Burns now seems to represent the three founding blocks of modern Scottish nationalism: the pride, the distortions, and the desire to take money from daft American tourists. For example, a spokesman for one government tourist agency was asked what it wanted to achieve with Burns. He said, ‘You’re always looking for a unique selling point. If you look at what he did in his lifetime, you see he’s a very attractive product. Burns was ahead of his time. I came across a phrase in one of his poems that said, “Welcome, welcome again,” and that captures exactly what we’re trying to do. And we’re very careful about who we allow to use his image, so Crawford’s biscuits is fine, but not manufacturers of cheap pens.’
He’s clearly the right man to be put in charge of Burns’s legacy, a bloke whose favourite poem is probably ‘Once you pop you can’t stop’.
The feeling amongst most Scots is probably more respectful: that he’s a symbol of their achievements as a nation, and of
defiance against the English. Scottish nationalism is a difficult force to work out. It doesn’t seek to preserve a language, and the country it feels is holding it back has had four Scottish prime ministers since 1900.
An English person can live merrily and safely in Scotland, but almost the entire country will vehemently support any opponent of England. If England were drawn against Al Qaeda in the World Cup, the pubs would be full of crowds yelling, ‘COME on you fundamentalists, GET INTO these infidels!’
Burns finds himself in the middle of this contradiction. It’s often assumed that he just wrote about loving anything Scottish, and that his poems are full of stuff like, ‘I love fair bonnie lasses, And full whisky glasses, And shoving huge thistles up Englishmen’s asses.’
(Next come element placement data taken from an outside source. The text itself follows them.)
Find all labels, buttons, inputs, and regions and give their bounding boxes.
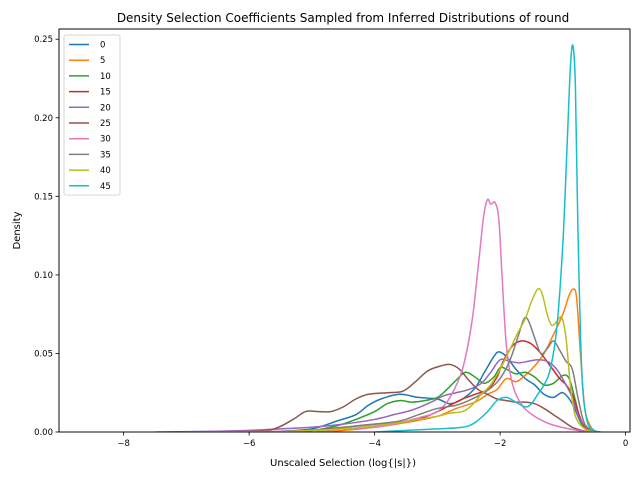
x-tick-label: 0	[623, 439, 628, 449]
plot-frame-top	[58, 28, 631, 433]
series-line-25	[186, 363, 592, 432]
legend-label: 0	[100, 41, 105, 51]
legend-item-40: 40	[69, 166, 111, 176]
y-tick-label: 0.05	[34, 349, 53, 359]
x-tick-label: −8	[117, 439, 130, 449]
legend-items: 0 5 10 15 20 25 30 35 40 45	[69, 41, 111, 192]
x-tick-label: −2	[494, 439, 507, 449]
y-tick-label: 0.20	[34, 114, 53, 124]
y-axis-label: Density	[12, 211, 23, 249]
legend-label: 45	[100, 182, 111, 192]
legend-item-5: 5	[69, 56, 105, 66]
legend-item-0: 0	[69, 41, 105, 51]
y-tick-label: 0.00	[34, 428, 53, 438]
legend-item-20: 20	[69, 103, 111, 113]
legend-label: 30	[100, 135, 111, 145]
y-tick-label: 0.25	[34, 35, 53, 45]
legend-label: 10	[100, 72, 111, 82]
series-line-10	[274, 366, 598, 432]
series-line-40	[274, 287, 595, 432]
legend-item-35: 35	[69, 150, 111, 160]
legend-label: 20	[100, 103, 111, 113]
legend-label: 35	[100, 150, 111, 160]
legend-item-15: 15	[69, 88, 111, 98]
series-layer	[154, 44, 601, 432]
plot-area: −8 −6 −4 −2 0 0.00 0.05 0.10 0.15 0.20 0.25	[34, 28, 631, 449]
series-line-35	[274, 316, 595, 432]
legend-label: 25	[100, 119, 111, 129]
chart-title: Density Selection Coefficients Sampled f…	[117, 11, 569, 25]
legend-label: 5	[100, 56, 105, 66]
series-line-0	[249, 351, 601, 432]
x-axis-ticks: −8 −6 −4 −2 0	[117, 432, 628, 449]
x-axis-label: Unscaled Selection (log{|s|})	[270, 458, 416, 469]
legend-item-10: 10	[69, 72, 111, 82]
series-line-20	[154, 358, 598, 432]
legend-item-25: 25	[69, 119, 111, 129]
y-tick-label: 0.10	[34, 271, 53, 281]
legend-label: 15	[100, 88, 111, 98]
x-tick-label: −4	[368, 439, 381, 449]
legend-label: 40	[100, 166, 111, 176]
y-axis-ticks: 0.00 0.05 0.10 0.15 0.20 0.25	[34, 35, 59, 438]
legend-item-45: 45	[69, 182, 111, 192]
legend-box	[63, 34, 121, 196]
legend: 0 5 10 15 20 25 30 35 40 45	[63, 34, 121, 196]
y-tick-label: 0.15	[34, 192, 53, 202]
x-tick-label: −6	[243, 439, 256, 449]
legend-item-30: 30	[69, 135, 111, 145]
plot-frame	[58, 28, 631, 433]
series-line-45	[374, 44, 601, 432]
But he was a child of globally radical times, and one of his earliest pieces was a ballad supporting the American War of Independence. He also wrote that ‘The man whose only wish is to become great and rich, whatever he may pretend to be, is but a miserable wretch.’
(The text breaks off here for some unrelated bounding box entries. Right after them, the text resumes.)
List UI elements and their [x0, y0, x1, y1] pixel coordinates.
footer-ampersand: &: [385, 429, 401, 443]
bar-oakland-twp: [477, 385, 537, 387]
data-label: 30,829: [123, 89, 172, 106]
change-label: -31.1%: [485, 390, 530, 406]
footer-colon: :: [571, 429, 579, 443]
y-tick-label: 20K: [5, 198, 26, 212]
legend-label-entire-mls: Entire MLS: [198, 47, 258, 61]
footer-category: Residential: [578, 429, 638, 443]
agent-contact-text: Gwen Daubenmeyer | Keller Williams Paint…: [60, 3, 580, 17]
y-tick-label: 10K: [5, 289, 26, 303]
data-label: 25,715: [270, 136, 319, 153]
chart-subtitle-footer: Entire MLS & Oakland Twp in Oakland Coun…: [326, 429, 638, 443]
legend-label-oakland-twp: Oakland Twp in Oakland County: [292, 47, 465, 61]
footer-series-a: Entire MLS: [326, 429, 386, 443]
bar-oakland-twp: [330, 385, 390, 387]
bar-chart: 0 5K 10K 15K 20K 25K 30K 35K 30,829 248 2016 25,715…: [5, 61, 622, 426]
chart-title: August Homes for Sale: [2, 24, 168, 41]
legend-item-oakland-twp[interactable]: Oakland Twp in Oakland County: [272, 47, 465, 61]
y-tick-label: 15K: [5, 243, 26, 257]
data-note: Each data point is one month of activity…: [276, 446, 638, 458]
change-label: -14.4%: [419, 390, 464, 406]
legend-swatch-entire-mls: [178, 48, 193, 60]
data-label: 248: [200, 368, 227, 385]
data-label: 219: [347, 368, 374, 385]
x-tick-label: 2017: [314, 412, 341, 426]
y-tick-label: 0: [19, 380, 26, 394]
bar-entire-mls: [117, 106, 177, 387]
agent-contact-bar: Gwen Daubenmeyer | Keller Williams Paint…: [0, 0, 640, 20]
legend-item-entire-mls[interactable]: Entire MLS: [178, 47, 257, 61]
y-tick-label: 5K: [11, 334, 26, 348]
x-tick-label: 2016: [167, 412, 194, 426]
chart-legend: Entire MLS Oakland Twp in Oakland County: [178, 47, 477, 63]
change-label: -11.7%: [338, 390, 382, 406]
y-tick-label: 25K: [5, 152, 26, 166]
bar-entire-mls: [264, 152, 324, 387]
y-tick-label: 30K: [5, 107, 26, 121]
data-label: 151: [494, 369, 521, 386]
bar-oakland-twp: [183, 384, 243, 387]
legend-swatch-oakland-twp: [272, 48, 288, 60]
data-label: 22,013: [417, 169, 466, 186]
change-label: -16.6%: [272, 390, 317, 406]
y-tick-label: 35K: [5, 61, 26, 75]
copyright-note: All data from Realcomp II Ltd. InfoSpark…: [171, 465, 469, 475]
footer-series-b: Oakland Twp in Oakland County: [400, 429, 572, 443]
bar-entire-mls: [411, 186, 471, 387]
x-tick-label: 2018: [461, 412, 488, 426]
This was in the 1780s, when radical thinkers were disputing the notion that people with noble blood were most fit to rule. As the son of a poor farmer in Ayrshire, Burns started a debating society, and wrote a poem to celebrate it that started, ‘Of birth and blood we do not boast’.
He never made much of a living from writing, which is why he went to Dumfries, where he took over Ellisland Farm, on the banks of the River Nith, and also became the Dumfries excise officer, tracking down smugglers and illegal distilleries. During this time he was transformed by the French Revolution.
He tied his support for the Revolution to his job as an excise-man when, in February 1792, armed smugglers sailed up the Solway Firth in a schooner. Burns became suspicious, and went to meet it with two colleagues. When they realised there were twenty-four men on board, all armed, the others went to get help while Burns stayed on shore observing the ship. Forty dragoons arrived, but when they and Burns boarded the ship they found it had been abandoned, although all the illegal goods were still on board, including four cannon. The law at the time was that anything captured in this way was sold at auction. Burns went to the auction, bid for the guns he’d captured, bought them and sent them to France to be used by the revolutionaries. Maybe that’s his ‘unique selling point’, and next to his picture on a biscuit tin it should say, ‘Campbell’s revolutionary gun-running shortbread insurrectionary assortment’.